Later in the day I demanded to see the skipper, and was told that the longer it was before I saw him the healthier it would be for me.
So I gazed through the little window growing more and more disconsolate, till even the swaying of the waves as they slid out from beneath the vessel and tossed their manes and curved away to the open waters failed to stir my ardour. The wonder became a grey monotony, which brought with it even an accustomed sickness; for as a rule I was a good sailor, and in other circumstances would have gloried in the swelling monsters which pushed up from under the vessel to drop her into a deep pool of overshadowing green. But now I felt strangely dizzy, and for a while lay rolling on the floor vomiting miserably; and it didn't seem to matter in the least whether the vessel and all within it should sink to the bottom of the sea.
So another night came, and another day, without change, except that I wasn't sick again, though the ship lurched more heavily and staggered uneasily forward as though a gale were rising. But with my captivity a dull and unusual brooding settled upon my spirit. I began to ask why fate had marked me out beyond all others for such unaccountable trials and reverses. I seemed to be the plaything of some brutal and implacable tyrant whose sport it was to dance me from adversity to adversity, tantalizing me by glimpses of desirable havens, but whisking me off and away again before I had time to fix my moorings. But mercifully I was still too young for such ideas to take deep root. The problems of evil and the destiny of man were beyond my scope of meditation.

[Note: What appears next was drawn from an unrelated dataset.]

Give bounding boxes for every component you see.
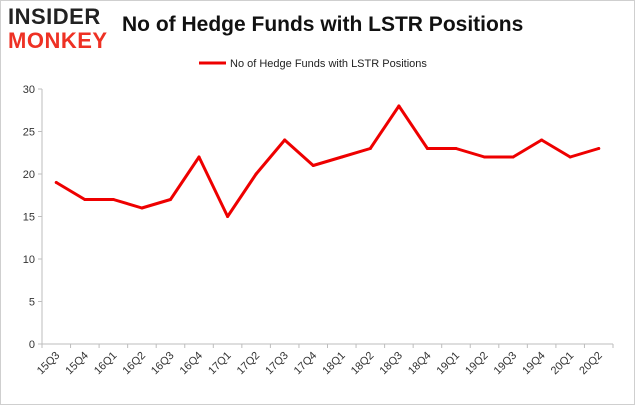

However, during the days that passed so slowly and so wearily I thought much of my father and Worthing and Jenny. I had leisure to set many things in their right places in my mind, and arrange them in some sort of proportion and perspective. For instance, the picture of Worthing's sacrifice of honour for the sake of friendship grew like a visible thing before my eyes, till I bowed myself down and cried for the hurt my folly had done him. Then, too, I could see quite plainly now that I was deceiving Jenny inexcusably. She had sent me forth, having buckled on my armour as it were, to track down her father's foe. Believing in me as her champion she had hidden me and tended me all that day. She had put me in her own bed; she had bound up my wounds, and brought me food. And I had accepted her care as my due reward. I was masquerading, playing the hero, when all I wished was to escape from her and find my father. The thought didn't please me, but in compensation I told myself I would keep my word to her somehow, and put an end to that evil that was darkening her father's life.
But how? What clue had I? What clue did she think I had? Poor little Jenny! In her simplicity I supposed all she thought I had to do was to enquire of the first stranger and receive an answer to the riddle. Indeed the task seemed hopeless. I knew just nothing of the affair. Well, at least I would find my father. He might help me. At any rate he could teach me something of the technique of the sleuth. And meanwhile I wouldn't return to Jenny till I had accomplished something worthy of her trust in me.
So I watched and waited, settling my plans as though I were free and not a prisoner in the power of an unknown foe. I counted the days, in an agony lest the first of May should come and pass, and the ship not touch land, nor any prospect show itself of release from this unaccountable captivity.
The last day of April came, and with it a buffeting wind. Slowly the grey sky darkened towards evening. I made a frantic appeal to my jailer to take me to the captain, but the surly fellow glanced darkly at me without a word. I clutched him as he left the cabin, but he put out a great foot and sent me staggering across the floor to jolt against the partition and collapse half-winded.
There seemed no hope. In the evening an angry sun broke from the clouds and set full ahead. Languidly I told myself we were steering west. Then I threw myself across the floor, and with my face in my hands gave way to a fit of inconsolable weeping.